Cette version des faits est évidemment contestable. Schumacher a sans doute irrémédiablement endommagé la suspension de sa Benetton lors de son choc contre la muraille. Il a alors vu le titre mondial lui échapper et s'est franchement rabattu sur Hill au moment où celui-ci pointait le bout de son nez. Un geste que certains qualifient de réflexe naturel et compréhensible, comme par exemple Alain Prost: « Michael a montré qu'il était un vrai pilote de course. Il s'est rabattu instinctivement, il a simplement fermé la porte. C'était la seule chose qu'il pouvait faire à ce moment. C'était un acte d'auto-défense, et non d'attaque. » Bien sûr, on peut songer qu'en plaidant en faveur de Schumacher, Prost justifie aussi son propre comportement, très similaire, face à Ayrton Senna à Suzuka, en 1989... Le Français a toutefois raison lorsqu'il met en lumière cette hantise de la défaite inhérente aux grands champions. Mais ce trait de caractère est particulièrement prégnant chez Schumacher. Comme Senna jadis, l'Allemand est prêt à tout pour vaincre, y compris à commettre en piste des actes moralement répréhensibles.

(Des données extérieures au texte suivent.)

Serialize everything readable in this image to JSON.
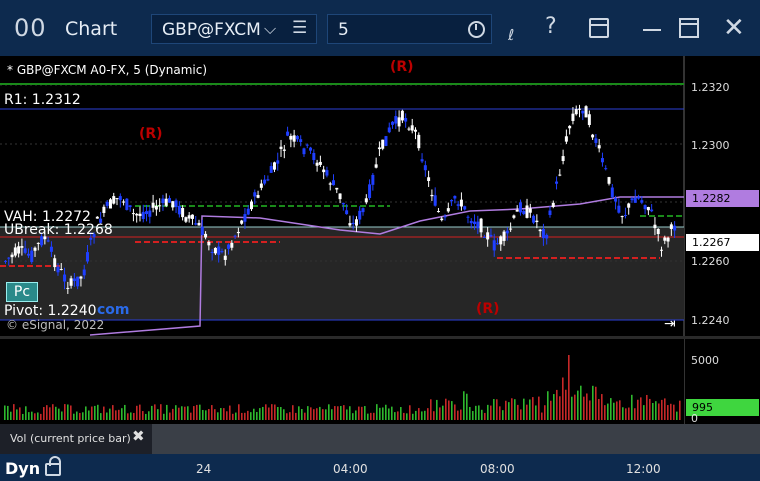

Damon Hill n'est cependant pas étranger à son malheur. Comme le soulignent plusieurs spécialistes avisés, tel Jack Brabham, l'Anglais a péché par excès de précipitation: pourquoi diable a-t-il tenté de forcer immédiatement le passage alors qu'il n'avait qu'à attendre l'accélération suivante pour doubler la Benetton meurtrie ? Hill répond franchement qu'il n'a pas vu Schumacher frotter le muret et n'a donc pas eu le temps de comprendre que celui-ci ne pourrait guère aller plus loin. Son impatience l'a perdu.

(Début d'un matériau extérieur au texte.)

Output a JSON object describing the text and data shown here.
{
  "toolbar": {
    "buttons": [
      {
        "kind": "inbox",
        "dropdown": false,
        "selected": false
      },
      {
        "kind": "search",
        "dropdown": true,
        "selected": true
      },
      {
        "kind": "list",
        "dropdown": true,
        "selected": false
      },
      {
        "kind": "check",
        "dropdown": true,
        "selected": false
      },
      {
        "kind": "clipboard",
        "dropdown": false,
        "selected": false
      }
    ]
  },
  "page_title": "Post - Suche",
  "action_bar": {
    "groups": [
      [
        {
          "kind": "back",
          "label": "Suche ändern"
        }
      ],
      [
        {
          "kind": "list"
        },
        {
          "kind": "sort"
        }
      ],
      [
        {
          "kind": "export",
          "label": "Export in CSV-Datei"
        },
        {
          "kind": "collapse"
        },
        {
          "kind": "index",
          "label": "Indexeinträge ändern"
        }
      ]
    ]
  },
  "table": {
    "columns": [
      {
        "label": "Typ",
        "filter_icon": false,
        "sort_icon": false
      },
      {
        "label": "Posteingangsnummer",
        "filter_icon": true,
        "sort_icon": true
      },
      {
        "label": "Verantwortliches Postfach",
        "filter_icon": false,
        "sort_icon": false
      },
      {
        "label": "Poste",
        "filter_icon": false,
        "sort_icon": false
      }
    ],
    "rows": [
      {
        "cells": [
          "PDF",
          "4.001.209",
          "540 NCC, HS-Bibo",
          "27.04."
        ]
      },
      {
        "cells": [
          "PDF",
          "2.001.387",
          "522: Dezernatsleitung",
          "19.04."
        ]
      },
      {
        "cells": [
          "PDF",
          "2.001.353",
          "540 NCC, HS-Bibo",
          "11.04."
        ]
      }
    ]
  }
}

Pour clore une saison de cauchemar
1994 s'achève donc par une énième polémique. Les (nombreux) détracteurs de Michael Schumacher estiment que la conclusion du championnat résume à merveille le parcours de l'Allemand: vainqueur de nombreux Grands Prix au volant d'une Benetton-Ford usant d'aides électroniques au pilotages illégales, il l'emporte par K.O. au prix d'une manœuvre douteuse. Les fans de « Schumi » rappellent pour leur part qu'il n'existe pas de preuve formelle que Benetton ait triché et que leur héros a été injustement suspendu pour deux courses après le scandale de Silverstone. Selon eux, Max Mosley et Bernie Ecclestone ont entravé la marche en avant de Schumacher pour entretenir un suspens artificiel et relever des audiences télévisées en chute libre depuis la mort d'Ayrton Senna. Quoiqu'il en soit, bien que contestable, le dénouement d'Adélaïde ménage une certaine morale: quelles que fussent les zones d'ombre qui entouraient sa voiture et son comportement, Schumacher fut bien incontestablement le meilleur pilote de la saison. Et Damon Hill, en contribuant au redressement d'une écurie Williams-Renault ébranlée par la tragédie d'Imola, n'a pas démérité et même conquis de haute lutte ses galons de grand pilote. Concluons donc sur ce jugement équitable cette horrible saison 1994, sans doute la pire de toute l'histoire de la Formule 1.